50. Various American Primitive Vol. II – most compilations strive for the best sound quality possible. So does this, I’m sure. But they also seem to take glee in digging up the most obscure, rickety tracks possible. If you press your ear up to a Victrola and listen to a warped old 78, you probably hear some songs better than you would with this CD. Dust is nothing to be ashamed of, they're saying, and the sense that you are hearing songs barely rescued from the ash heap of history is heavy and compelling, from the scratchy opener “I Want Jesus To Talk With Me” by Homer Quincy Smith to Mattie May Thomas’s closer “No Mo’ Freedom.” Precious stuff.
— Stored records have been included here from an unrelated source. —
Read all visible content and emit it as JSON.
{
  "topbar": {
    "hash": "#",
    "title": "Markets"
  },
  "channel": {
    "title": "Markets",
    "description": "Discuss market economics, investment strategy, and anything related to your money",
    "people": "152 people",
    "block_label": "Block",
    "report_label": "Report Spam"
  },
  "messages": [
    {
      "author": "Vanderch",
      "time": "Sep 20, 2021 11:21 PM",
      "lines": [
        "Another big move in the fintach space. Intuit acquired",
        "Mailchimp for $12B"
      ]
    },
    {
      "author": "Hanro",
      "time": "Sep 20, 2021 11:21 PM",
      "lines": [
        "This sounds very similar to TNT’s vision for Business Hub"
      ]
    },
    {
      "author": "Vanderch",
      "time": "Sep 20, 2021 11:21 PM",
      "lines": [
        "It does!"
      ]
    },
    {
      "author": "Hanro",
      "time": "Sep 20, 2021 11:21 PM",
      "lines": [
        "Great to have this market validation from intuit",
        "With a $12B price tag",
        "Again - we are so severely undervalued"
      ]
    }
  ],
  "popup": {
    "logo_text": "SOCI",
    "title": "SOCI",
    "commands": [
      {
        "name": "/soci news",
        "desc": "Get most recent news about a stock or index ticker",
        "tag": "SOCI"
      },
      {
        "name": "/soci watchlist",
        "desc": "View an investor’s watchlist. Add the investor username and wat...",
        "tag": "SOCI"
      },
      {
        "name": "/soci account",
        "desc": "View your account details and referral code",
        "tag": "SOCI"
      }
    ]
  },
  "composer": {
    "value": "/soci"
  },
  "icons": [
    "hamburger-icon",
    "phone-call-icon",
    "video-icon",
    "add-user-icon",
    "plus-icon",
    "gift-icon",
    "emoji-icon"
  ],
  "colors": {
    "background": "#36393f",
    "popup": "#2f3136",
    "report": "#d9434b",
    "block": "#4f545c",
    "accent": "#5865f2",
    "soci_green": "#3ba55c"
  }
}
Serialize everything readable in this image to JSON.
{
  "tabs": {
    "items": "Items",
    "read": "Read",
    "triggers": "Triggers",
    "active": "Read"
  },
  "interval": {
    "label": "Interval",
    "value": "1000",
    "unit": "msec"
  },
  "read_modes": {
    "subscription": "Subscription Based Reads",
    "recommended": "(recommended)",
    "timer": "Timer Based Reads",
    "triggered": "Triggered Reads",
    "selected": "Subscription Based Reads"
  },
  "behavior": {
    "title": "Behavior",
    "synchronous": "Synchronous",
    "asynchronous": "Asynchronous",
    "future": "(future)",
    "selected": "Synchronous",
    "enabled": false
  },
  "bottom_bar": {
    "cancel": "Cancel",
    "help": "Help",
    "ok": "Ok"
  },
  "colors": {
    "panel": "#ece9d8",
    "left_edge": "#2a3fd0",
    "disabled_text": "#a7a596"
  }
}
BONUS CD #51 Various -- Golden Afrique Vol. 1 and 2 -- I paid what seemed like big bucks for these two-CD sets ($40 each on import), but what a bargain. If you loved Graceland and maybe got turned onto Ladysmith Black Mambazo or the classic compilation The Indestructible Beats of Soweto, it's time for you to get excited again. A great primer.


Various -- One Kiss Can Lead To Another: Girl Group Sounds Lost & Found – most boxed sets just repackage music you’re already familiar with. I can’t remember the last time I discovered more great tunes than on this fun collection of girl group singles.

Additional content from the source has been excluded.